I was Lilja af Úlfur. I refused to share in my father’s shame, the memory of his cruel and ruthless acts. But his power ran through me, and it always would. Narrowing my eyes, I made my face cold, bringing all my anger to the surface.
“You will tell me everything,” I said more harshly. “I am the heir to the House of Úlfur! I have my family’s power!” I held my amulet higher, the moonstone shining whitely. The hunger that showed on Egthor’s face as he stared at it was uncomfortable to see. Gritting my teeth against the pain, praying I wouldn’t faint and keel over backward, I forced myself up the steps.
“You will tell me everything,” I hissed. “You will teach me what you know. Or I’ll strip your skin from you with a word, cut off your head, and feed you to the dogs!”
River’s face was expressionless; Reyn’s was watchful. At the bottom of the steps, Dúfa’s whiplike tail thumped once, as if politely accepting the offer of Egthor’s head.
Egthor’s eyes wide
ned, but he didn’t respond. Then Asher tugged on the chain, Daisuke and Joshua came up to help him, and Anne started murmuring spells under her breath. Egthor and Agata were led away. River awkwardly sat down on the steps and buried her face in her hands.
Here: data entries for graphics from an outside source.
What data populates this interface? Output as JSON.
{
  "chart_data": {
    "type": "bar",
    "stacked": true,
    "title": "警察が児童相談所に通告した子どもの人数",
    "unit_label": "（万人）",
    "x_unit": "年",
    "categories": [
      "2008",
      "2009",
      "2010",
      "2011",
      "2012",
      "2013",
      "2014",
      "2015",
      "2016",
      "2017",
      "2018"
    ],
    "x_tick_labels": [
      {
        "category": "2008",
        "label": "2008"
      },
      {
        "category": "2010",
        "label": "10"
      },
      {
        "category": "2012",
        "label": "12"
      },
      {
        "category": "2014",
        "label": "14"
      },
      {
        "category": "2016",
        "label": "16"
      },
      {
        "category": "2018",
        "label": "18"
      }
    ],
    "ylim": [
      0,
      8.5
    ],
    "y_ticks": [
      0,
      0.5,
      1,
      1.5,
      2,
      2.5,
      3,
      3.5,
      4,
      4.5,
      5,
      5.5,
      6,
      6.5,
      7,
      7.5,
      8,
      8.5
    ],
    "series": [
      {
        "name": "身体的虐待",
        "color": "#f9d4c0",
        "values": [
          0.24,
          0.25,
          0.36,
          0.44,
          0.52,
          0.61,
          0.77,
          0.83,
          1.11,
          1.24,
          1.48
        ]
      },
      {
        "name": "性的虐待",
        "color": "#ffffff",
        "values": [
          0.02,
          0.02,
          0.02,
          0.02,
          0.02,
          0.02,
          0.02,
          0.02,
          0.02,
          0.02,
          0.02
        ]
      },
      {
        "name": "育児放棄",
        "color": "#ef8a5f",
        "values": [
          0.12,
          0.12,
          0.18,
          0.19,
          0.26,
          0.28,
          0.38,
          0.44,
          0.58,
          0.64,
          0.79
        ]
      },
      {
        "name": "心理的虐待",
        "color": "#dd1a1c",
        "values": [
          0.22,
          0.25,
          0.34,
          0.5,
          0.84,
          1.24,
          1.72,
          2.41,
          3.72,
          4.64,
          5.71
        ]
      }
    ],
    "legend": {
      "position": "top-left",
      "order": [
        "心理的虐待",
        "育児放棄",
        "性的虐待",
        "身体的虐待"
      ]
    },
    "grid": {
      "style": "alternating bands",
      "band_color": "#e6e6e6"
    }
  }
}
The world started to dim around the edges of my vision, and the rushing sound came back to roar in my ears. “Uh-oh,” I said, and everything went black.
CHAPTER 33
And that, oh best beloved, is the story of how my life began, when I was 459 years old. Looking at me now, a leader in the immortal community, someone respected for knowledge and wisdom—
“You are so full of it,” Reyn said over my shoulder. “No one’s going to believe that.”
I glared at him, trying to cover the screen with my hands. “Go away! No one asked you!”
“Leader in the immortal community?” He scoffed. “You missed the last meeting because you stayed up late to watch Dancing with the Stars!”
“Shut up! Again, no one asked you!”
“Plus, I’m taller than you said I am.”
“Oh my God! How much did you read?”
“I’m really closer to six-one.”
My mouth dropped open. “Oh. My. God. I can’t believe you read this.”
He grinned unrepentantly, and as usual it made a little butterfly of excitement flutter in my chest. I ruthlessly crushed the butterfly: There were serious issues at stake.
Standing up, I put my hands on my hips. Over on the couch, adolescent Dúfa opened her eyes, stood up, and stretched.
“You mad? You want to come get me?” Reyn raised his eyebrows suggestively.
I knew that look, and so did all the cells in my traitorous body, which started squealing and jumping up and down in anticipation.
“You need to leave,” I said firmly, crossing my arms.
“You can’t kick me out. I live here. Plus, I have custody of the child.” He nodded at Dúfa, who jumped down and did the “downward-facing dog” stretch. She was growing into her long stick legs, and in general was a smidgen less awkward and funny looking.